Thanksgiving Day elicited several calls for “unity” and “healing,” following a divisive and bitterly fought presidential election. Several pundits referenced Abraham Lincoln’s wish “to heal the wounds of the nation,” which he articulated in the speech instituting Thanksgiving Day in 1863. Donald Trump said in his Thanksgiving address, “It’s my prayer that on this Thanksgiving, we begin to heal our divisions and move forward as one country, strengthened by shared purpose and very, very common resolve.”
Nice sentiments all, and one hopes they are merely feel-good rhetoric typical of holidays. For as comforting as they are for some, they reflect a misunderstanding of our political order and the foundational ideas behind the Constitution. Except in times of war or other national crises, “national unity” and “healing divisions” frightened the Founders, for “unity” historically has been the precondition of tyranny.

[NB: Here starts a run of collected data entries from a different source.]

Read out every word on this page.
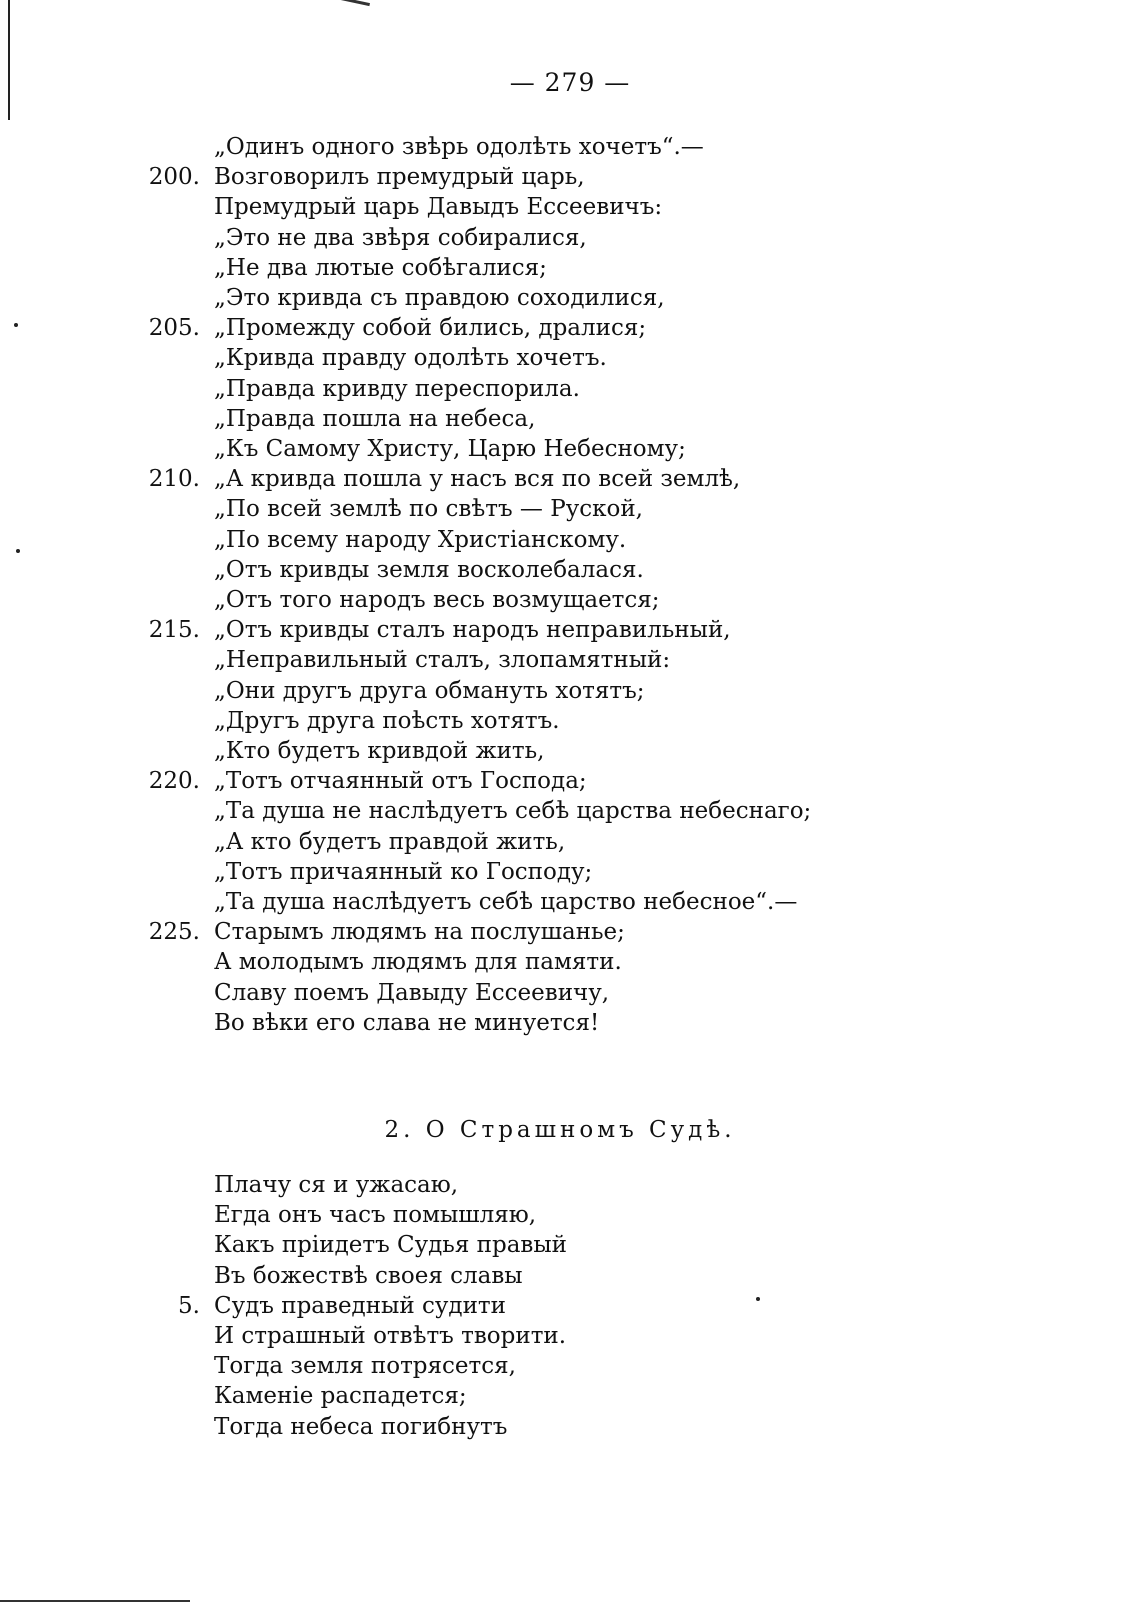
— 279 —
„Одинъ одного звѣрь одолѣть хочетъ“.—
200. Возговорилъ премудрый царь,
Премудрый царь Давыдъ Ессеевичъ:
„Это не два звѣря собиралися,
„Не два лютые собѣгалися;
„Это кривда съ правдою соходилися,
205. „Промежду собой бились, дралися;
„Кривда правду одолѣть хочетъ.
„Правда кривду переспорила.
„Правда пошла на небеса,
„Къ Самому Христу, Царю Небесному;
210. „А кривда пошла у насъ вся по всей землѣ,
„По всей землѣ по свѣтъ — Руской,
„По всему народу Христіанскому.
„Отъ кривды земля восколебалася.
„Отъ того народъ весь возмущается;
215. „Отъ кривды сталъ народъ неправильный,
„Неправильный сталъ, злопамятный:
„Они другъ друга обмануть хотятъ;
„Другъ друга поѣсть хотятъ.
„Кто будетъ кривдой жить,
220. „Тотъ отчаянный отъ Господа;
„Та душа не наслѣдуетъ себѣ царства небеснаго;
„А кто будетъ правдой жить,
„Тотъ причаянный ко Господу;
„Та душа наслѣдуетъ себѣ царство небесное“.—
225. Старымъ людямъ на послушанье;
А молодымъ людямъ для памяти.
Славу поемъ Давыду Ессеевичу,
Во вѣки его слава не минуется!
2. О Страшномъ Судѣ.
Плачу ся и ужасаю,
Егда онъ часъ помышляю,
Какъ пріидетъ Судья правый
Въ божествѣ своея славы
5. Судъ праведный судити
И страшный отвѣтъ творити.
Тогда земля потрясется,
Каменіе распадется;
Тогда небеса погибнутъ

The Founders knew that the thirteen Colonies were diverse in their interests, religions, regions, folkways, and cultures. Modern diversicrats have long peddled the notion that Revolutionary era Americans were all “white males” unified and defined by the same interests and beliefs. Such superficial racial categories were politically important mainly when the issue was race-based slavery. But the peoples who created the United States were otherwise not so shallow and simplistic. They realized that confessional, regional, economic, and class divisions were more significant and potentially dangerous, for they are often zero-sum in their pursuit and practice, and can lead to fragmentation and violence. The Civil War was the gruesome proof that this fear was justified.
Moreover, the diversity of “interests and passions” could never be eradicated, for it reflected a flawed human nature vulnerable to ambition, greed, and the desire for power. James Madison called the political instruments of this diversity “factions,” which were “sown in the nature of man.” Hence the “checks and balances” and “divided powers” of the Constitution were the solution to the danger of a faction becoming too powerful and inciting political disorder and threats to freedom. In addition to the mixed federal government, federalism, which acknowledged the sovereign powers of the states that created the federal government, would be another check on factionalism. Clashing interests and concerns would be adjudicated by state governments, which would be more familiar with local conditions and interests, and thus better placed to create policies more suited to them.
Most important, the thirteen sovereign state governments would be a check on the aggrandizement of power by any combination of factions whether elite or populist. Given the variety of state interests, Madison writes, this diversity would grant a “greater security afforded by a greater variety of parties, against the event of any party being able to outnumber and oppress the rest.” This diversity would also impose “greater obstacles opposed to the concert and accomplishment of the secret wishes of an unjust and interested majority.” Hence such attempts to acquire a critical mass of power “will be unable to spread a general conflagration through the other states” because of “the variety of sects dispersed over the entire face of [the nation].” Thus liberty will be preserved, and diversity protected by creating in the states numerous diverse alternatives for citizens who find any particular state hostile to their interests or beliefs.